Des images satellites fournies par des agences étatiques iraniennes ont montré que l’Iran a endommagé ou détruit au moins 228 infrastructures clés des forces américaines depuis le début du conflit. Ces sites incluent des dépôts de carburant, des hangars, des systèmes radar critiques et des équipements de communication. Une analyse récente indique que ces dommages sont bien plus importants que ce qui avait été rapporté initialement par les autorités américaines.
Les experts soulignent que l’administration américaine a sous-estimé la capacité d’attaque de l’Iran et n’a pas suffisamment renforcé la défense des bases face aux menaces modernes, notamment les drones. Un exemple concret : un centre tactique au Koweït, protégé par une couverture mince en tôles, a été frappé dès le premier jour de la guerre, entraînant la mort de six militaires. Ce cas illustre une préparation insuffisante des installations américaines dans ce contexte.
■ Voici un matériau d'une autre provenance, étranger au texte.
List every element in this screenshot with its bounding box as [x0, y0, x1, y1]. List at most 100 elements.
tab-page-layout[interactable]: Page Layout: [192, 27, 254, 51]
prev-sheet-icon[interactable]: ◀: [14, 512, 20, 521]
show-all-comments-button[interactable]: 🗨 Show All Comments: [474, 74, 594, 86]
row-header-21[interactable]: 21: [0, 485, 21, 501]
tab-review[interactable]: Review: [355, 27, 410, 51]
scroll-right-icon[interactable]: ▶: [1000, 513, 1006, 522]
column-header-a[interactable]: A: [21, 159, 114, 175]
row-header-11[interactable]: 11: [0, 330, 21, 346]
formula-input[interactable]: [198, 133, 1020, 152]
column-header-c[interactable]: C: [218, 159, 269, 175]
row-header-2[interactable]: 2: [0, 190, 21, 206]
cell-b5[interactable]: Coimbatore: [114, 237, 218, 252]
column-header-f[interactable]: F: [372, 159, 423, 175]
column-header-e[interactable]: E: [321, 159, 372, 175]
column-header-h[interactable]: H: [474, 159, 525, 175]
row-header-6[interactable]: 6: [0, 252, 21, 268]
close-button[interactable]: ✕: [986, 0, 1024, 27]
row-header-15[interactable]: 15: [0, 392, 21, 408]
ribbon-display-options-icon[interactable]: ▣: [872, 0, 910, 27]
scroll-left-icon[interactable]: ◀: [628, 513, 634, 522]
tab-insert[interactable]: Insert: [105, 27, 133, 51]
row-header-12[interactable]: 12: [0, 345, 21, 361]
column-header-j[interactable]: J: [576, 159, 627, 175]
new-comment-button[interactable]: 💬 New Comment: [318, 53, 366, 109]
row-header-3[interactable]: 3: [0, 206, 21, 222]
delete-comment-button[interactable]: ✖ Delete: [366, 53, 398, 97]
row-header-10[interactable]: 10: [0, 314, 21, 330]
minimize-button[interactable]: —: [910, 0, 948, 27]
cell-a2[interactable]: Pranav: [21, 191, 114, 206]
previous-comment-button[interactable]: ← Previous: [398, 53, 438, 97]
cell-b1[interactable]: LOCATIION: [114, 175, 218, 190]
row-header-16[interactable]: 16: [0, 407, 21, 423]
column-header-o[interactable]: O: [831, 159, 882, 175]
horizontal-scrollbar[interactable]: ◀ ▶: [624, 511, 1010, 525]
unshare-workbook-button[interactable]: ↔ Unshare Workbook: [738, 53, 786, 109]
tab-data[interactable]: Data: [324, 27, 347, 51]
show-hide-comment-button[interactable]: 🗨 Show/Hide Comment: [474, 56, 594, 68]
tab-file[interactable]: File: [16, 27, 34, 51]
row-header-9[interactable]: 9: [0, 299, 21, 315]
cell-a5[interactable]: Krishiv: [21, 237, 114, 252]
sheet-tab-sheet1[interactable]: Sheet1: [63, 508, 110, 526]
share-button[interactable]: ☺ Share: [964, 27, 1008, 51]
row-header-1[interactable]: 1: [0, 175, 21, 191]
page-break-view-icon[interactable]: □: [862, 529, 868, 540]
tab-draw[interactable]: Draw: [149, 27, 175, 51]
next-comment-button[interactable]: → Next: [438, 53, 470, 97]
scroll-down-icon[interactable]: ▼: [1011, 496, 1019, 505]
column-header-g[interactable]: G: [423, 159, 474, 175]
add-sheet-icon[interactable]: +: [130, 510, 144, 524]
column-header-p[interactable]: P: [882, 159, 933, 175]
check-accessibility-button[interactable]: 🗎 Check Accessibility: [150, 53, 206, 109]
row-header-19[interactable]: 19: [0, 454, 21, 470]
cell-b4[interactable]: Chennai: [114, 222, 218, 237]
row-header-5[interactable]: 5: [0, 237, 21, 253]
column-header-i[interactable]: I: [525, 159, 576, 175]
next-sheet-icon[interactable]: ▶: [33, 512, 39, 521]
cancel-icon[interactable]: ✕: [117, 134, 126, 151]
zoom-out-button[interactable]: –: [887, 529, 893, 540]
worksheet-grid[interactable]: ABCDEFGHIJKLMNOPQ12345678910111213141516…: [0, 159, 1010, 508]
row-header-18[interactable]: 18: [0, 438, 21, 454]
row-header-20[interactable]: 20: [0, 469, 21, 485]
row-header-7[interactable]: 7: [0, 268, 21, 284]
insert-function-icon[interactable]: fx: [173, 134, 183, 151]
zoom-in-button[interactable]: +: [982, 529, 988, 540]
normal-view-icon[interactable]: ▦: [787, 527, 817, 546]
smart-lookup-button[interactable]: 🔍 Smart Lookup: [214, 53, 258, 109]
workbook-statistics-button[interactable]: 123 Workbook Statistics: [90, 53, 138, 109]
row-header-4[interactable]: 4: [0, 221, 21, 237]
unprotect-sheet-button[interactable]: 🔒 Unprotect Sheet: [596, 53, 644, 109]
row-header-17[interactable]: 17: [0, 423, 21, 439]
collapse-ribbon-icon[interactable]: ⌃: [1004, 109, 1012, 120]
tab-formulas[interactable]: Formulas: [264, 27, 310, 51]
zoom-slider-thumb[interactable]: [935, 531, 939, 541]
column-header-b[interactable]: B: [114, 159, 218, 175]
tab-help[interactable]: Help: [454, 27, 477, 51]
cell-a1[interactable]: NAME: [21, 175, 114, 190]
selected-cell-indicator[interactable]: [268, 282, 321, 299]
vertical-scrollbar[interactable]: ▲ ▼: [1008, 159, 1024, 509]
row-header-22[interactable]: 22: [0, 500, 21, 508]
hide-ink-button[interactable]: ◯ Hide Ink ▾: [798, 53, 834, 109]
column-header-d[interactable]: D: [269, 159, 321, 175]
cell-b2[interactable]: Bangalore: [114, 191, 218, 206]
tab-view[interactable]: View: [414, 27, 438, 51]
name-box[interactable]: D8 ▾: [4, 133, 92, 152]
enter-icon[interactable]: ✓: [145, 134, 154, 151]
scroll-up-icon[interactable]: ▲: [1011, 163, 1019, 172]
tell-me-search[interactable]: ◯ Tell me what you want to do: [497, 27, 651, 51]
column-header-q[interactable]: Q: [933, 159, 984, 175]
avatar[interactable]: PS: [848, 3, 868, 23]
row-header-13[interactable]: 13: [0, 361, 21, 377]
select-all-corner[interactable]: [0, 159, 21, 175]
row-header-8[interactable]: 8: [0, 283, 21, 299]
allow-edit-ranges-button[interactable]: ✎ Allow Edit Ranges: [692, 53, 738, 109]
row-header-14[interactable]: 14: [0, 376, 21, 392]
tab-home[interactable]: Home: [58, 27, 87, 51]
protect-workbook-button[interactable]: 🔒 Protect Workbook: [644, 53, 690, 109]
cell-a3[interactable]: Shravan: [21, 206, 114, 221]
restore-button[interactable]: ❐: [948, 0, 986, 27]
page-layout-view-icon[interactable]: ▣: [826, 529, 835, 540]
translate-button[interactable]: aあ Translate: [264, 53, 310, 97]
En revanche, le gouvernement américain continue d’altérer les chiffres des pertes humaines. Lors d’une audition devant le Congrès récente, le secrétaire à la Défense Pete Hegseth a déclaré regretter les victimes mais a minimisé leur impact en les qualifiant de « conséquences normales du conflit ». Ce manque de transparence s’inscrit dans une tendance plus large : l’administration Trump a récemment retiré 15 soldats blessés d’un compte officiel sans fournir d’explications publiques.
Les données publiques montrent également que les pertes humaines sont systémiquement sous-estimées. Les blessures non liées au combat, comme celles causées par des incendies dans les bases navales ou des réactions chimiques lors de combats intenses, ne figurent pas dans les rapports officiels. Une étude militaire récente confirme que près d’un tiers des évacuations en Irak et en Afghanistan sont dues à ce type de situations.
Cette situation souligne l’urgence de renforcer la transparence stratégique pour éviter des erreurs similaires dans le futur. L’absence d’informations précises sur les réelles victimes nuit à la crédibilité des forces américaines et compromet leur capacité à répondre efficacement aux menaces contemporaines.